Le malattie veicolate dalle zanzare causano oltre 1 milione di morti e infettano fino a 700 milioni di persone ogni anno, quasi una persona su dieci.

Il 2024 è stato l'anno peggiore di sempre per la dengue, con oltre 14 milioni di casi e quasi 12mila decessi legati alla malattia.

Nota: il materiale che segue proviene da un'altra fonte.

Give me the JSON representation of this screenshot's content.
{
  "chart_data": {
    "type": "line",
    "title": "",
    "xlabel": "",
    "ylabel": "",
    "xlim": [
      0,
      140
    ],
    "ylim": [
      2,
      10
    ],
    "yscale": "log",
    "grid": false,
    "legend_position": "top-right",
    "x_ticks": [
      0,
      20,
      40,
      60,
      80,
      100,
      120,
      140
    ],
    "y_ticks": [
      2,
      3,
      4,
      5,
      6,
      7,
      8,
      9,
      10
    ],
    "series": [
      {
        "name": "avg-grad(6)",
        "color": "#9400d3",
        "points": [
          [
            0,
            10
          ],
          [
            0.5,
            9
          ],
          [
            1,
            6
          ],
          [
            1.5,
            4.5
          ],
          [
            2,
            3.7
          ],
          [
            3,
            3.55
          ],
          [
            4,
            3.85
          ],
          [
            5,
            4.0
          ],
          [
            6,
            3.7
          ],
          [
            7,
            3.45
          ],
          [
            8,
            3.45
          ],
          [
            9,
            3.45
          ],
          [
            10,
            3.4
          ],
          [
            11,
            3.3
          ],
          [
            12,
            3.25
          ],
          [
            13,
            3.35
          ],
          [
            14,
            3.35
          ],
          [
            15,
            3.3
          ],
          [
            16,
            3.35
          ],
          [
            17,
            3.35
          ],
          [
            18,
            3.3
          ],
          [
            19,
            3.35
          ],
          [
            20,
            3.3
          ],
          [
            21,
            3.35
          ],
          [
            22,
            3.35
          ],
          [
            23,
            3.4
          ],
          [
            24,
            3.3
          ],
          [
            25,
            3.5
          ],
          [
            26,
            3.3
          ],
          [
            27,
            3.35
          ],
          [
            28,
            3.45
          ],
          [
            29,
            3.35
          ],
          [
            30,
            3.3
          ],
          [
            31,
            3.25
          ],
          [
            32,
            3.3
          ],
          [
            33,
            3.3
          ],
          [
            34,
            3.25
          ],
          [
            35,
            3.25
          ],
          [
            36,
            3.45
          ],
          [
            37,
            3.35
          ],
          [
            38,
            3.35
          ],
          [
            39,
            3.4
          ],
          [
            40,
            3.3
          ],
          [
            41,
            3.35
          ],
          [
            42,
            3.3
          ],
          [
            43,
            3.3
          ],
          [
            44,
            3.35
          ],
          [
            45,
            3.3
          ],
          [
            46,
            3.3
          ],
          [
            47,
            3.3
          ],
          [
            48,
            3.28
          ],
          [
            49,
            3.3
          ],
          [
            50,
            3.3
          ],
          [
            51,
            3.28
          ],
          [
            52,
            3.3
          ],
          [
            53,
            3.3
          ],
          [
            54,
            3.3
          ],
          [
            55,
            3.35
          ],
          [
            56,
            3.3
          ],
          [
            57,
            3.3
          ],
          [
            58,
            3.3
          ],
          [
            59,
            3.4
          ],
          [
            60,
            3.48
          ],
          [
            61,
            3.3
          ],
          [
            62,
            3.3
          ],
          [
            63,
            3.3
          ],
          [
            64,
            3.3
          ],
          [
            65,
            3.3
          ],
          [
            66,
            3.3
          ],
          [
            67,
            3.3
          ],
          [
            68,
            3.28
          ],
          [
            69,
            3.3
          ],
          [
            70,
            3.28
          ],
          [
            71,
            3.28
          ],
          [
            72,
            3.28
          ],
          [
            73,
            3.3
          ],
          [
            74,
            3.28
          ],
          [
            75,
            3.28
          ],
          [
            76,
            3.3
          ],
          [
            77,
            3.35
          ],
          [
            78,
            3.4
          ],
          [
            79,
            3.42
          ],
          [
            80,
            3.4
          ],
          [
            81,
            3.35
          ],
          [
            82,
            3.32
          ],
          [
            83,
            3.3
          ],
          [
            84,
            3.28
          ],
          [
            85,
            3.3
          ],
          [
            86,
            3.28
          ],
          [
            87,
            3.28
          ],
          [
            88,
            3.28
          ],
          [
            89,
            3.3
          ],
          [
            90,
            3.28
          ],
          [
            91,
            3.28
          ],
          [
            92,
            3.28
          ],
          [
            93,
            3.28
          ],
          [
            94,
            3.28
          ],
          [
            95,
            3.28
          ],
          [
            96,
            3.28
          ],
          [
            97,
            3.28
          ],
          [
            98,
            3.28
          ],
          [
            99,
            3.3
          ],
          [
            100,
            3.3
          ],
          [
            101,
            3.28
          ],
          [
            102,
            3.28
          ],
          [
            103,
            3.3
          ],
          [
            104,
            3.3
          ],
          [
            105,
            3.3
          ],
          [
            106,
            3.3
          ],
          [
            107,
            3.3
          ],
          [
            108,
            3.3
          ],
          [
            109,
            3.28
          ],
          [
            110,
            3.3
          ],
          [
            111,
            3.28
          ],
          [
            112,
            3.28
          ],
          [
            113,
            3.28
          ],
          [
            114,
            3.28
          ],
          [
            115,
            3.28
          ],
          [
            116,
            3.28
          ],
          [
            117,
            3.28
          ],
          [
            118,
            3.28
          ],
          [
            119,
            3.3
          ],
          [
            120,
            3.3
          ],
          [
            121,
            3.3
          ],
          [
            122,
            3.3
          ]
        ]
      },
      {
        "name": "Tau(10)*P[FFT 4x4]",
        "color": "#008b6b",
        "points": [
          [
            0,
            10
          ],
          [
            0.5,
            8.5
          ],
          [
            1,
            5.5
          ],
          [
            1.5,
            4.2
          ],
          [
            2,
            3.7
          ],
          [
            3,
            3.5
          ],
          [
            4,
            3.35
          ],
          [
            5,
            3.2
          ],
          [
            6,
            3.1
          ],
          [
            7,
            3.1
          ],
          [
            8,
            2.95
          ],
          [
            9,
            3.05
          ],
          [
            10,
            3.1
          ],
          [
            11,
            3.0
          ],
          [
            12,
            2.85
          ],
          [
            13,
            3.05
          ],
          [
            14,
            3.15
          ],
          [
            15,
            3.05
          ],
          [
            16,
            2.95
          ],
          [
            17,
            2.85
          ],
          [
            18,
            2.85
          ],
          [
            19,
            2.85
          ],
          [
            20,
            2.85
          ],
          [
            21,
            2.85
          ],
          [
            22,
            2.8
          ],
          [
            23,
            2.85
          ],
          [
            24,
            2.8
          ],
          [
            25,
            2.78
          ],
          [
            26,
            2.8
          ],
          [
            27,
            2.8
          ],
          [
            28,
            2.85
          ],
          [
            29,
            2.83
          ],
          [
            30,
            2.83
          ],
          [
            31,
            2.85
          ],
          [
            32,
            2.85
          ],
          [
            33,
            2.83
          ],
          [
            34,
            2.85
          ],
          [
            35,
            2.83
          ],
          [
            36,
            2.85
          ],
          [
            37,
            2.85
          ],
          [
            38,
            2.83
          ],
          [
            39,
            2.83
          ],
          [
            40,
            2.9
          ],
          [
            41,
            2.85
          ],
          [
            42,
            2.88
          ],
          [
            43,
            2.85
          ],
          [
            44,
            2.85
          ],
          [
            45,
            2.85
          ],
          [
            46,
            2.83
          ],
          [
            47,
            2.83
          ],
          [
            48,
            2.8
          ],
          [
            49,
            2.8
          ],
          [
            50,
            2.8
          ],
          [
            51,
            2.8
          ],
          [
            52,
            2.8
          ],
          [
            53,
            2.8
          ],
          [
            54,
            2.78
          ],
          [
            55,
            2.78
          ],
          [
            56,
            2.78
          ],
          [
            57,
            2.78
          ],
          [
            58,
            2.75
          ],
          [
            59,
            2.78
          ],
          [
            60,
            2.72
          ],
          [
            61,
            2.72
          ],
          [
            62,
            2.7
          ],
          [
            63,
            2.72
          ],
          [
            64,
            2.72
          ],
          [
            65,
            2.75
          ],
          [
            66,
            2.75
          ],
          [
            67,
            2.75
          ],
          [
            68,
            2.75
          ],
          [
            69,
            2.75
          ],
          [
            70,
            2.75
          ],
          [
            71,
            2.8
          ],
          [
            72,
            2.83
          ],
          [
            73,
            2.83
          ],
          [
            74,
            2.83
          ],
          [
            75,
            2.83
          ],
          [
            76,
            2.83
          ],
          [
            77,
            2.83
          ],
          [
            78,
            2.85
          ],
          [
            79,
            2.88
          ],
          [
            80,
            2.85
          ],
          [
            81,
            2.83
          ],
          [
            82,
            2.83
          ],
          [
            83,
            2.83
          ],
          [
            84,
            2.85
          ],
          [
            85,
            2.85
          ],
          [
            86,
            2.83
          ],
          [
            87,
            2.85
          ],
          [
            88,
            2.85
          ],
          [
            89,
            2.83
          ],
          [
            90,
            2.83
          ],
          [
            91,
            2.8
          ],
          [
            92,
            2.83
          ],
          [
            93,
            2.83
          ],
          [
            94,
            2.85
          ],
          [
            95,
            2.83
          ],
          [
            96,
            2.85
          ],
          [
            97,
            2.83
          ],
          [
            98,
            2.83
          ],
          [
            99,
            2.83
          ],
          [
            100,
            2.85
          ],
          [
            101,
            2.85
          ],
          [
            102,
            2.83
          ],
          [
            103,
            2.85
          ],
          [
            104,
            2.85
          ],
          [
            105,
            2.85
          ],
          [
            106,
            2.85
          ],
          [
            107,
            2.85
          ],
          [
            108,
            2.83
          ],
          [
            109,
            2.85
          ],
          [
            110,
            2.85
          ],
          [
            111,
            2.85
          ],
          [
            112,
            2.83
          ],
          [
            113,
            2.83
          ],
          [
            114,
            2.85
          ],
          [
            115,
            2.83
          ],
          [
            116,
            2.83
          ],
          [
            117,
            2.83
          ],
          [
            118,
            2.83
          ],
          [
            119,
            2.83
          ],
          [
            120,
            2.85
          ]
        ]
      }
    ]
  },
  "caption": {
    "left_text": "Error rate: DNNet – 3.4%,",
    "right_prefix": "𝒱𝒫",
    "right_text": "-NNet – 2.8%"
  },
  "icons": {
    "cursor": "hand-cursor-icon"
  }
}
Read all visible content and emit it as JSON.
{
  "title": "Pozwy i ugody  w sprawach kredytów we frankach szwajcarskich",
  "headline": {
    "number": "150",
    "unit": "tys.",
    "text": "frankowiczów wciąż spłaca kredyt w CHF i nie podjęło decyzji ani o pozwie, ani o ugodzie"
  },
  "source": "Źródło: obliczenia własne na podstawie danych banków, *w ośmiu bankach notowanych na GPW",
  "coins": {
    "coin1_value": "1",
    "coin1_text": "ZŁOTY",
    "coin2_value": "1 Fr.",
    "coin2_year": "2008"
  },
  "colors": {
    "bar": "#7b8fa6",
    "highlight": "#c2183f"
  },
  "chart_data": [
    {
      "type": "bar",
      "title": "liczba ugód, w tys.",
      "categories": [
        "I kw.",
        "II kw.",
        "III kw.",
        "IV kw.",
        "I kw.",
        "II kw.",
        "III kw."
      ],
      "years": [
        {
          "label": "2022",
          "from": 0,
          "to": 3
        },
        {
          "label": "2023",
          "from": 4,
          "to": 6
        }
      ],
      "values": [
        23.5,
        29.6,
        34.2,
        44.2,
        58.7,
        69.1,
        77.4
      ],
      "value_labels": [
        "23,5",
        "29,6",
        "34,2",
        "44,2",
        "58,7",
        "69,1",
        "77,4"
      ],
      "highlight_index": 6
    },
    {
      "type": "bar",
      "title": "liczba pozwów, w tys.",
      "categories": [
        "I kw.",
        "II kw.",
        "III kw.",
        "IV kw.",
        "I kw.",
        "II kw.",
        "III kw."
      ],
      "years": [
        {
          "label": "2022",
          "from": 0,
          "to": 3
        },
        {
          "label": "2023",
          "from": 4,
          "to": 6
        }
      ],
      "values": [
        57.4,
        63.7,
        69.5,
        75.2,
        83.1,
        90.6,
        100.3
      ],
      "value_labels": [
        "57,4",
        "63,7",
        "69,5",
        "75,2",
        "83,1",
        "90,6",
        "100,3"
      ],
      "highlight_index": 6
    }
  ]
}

Sono alcuni dei dati diffusi oggi in occasione della Giornata Mondiale della Zanzara, dal World Mosquito Program, per richiamare l'attenzione sui rischi delle malattie trasmesse da questi insetti e sugli sforzi in corso per combatterle. Solo nel 2025, finora, sono stati segnalati 3,6 milioni di casi di dengue e oltre 1.900 decessi in 94 Paesi e territori, con un'impennata particolarmente significativa nel Pacifico, dove Samoa, Figi, Tonga e le Isole Cook hanno dichiarato focolai. "La febbre dengue è la malattia trasmessa dalle zanzare più diffusa al mondo - spiega Greg Devine, Direttore Senior di Entomologia sul campo del World Mosquito Program - I casi sono in aumento nel Pacifico occidentale e nel Sud-Est asiatico, e la tendenza globale continua a crescere senza sosta. Questi aumenti sono alimentati dai cambiamenti climatici, dalla globalizzazione e dall'esposizione a nuovi sierotipi di dengue, uniti all'impatto limitato delle misure di controllo attuali". Negli ultimi mesi, l'Organizzazione Mondiale della Sanità (Oms) ha inoltre lanciato un allarme per prevenire una nuova epidemia di chikungunya, malattia che due decenni fa si era diffusa a livello globale.